Catholics can “become promoters of dialogue through peace, prayer and sharing of burdens” with Middle East Christians, said Cardinal Leonardo Sandri, prefect of the Congregation for Eastern Churches.

In a letter sent to bishops around the world, Cardinal Sandri asked for continued support for the traditional Good Friday collection for the Holy Land. Sixty-five percent of the funds raised go to the Franciscan Custody of the Holy Land, an administratively autonomous province of the Franciscan order. The Franciscan Custody is responsible for most of the shrines connected with the life of Jesus as well as for providing pastoral care to the region’s Catholics, running schools, operating charitable institutions and training future priests and religious.

The collection, taken up at the request of the pope, is administered by the Franciscan Custody and the Congregation for Eastern Churches. The congregation monitors how all funds are used, both the 65 percent directed to the Franciscan Custody and the 35 percent used to support projects chosen by the congregation elsewhere in the Holy Land, Cyprus, Syria, Lebanon, Egypt, Ethiopia, Eritrea, Turkey, Iran and Iraq.
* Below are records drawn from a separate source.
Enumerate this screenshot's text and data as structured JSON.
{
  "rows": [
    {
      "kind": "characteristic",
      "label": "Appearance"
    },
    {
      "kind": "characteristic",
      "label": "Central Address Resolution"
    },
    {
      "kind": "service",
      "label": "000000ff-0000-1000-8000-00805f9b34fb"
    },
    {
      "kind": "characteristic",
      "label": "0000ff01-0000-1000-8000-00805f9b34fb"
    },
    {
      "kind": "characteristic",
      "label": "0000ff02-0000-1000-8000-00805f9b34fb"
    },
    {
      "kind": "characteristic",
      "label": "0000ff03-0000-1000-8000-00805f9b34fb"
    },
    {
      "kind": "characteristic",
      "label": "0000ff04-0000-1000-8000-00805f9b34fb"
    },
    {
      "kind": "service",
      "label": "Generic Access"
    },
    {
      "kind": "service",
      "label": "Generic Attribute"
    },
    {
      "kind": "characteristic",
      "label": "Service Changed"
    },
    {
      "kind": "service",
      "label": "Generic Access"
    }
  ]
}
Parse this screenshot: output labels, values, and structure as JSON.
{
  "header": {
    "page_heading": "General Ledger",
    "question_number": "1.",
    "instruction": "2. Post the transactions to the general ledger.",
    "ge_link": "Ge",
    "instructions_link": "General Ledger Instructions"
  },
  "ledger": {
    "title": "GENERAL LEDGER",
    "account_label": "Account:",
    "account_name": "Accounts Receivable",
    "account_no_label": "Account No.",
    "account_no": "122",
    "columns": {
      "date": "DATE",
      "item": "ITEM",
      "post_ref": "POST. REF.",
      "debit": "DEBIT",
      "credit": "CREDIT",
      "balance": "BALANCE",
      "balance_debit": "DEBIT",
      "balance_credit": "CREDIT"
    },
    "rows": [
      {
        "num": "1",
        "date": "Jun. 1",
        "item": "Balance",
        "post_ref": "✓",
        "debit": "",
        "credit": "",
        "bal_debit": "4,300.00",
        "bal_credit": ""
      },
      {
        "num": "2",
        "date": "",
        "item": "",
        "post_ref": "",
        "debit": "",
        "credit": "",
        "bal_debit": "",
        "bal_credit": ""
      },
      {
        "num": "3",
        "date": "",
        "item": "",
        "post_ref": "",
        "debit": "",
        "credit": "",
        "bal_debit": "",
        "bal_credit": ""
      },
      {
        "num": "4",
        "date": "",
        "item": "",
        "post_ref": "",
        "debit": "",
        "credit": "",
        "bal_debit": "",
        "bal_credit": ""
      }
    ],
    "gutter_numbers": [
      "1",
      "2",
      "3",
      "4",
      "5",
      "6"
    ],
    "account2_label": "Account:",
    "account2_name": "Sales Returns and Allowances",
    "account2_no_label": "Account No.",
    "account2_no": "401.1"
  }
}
Along with Cardinal Sandri’s letter, the Vatican press has provided some details of how the 2014 collection was disbursed. It said close to $2.5 million was used to provide emergency assistance to people in Iraq and Syria; just over $2.6 million was used to support Catholic education at every level; and about $2.4 million went to a variety of small programs, including support for the Assembly of Catholic Ordinaries of the Holy Land.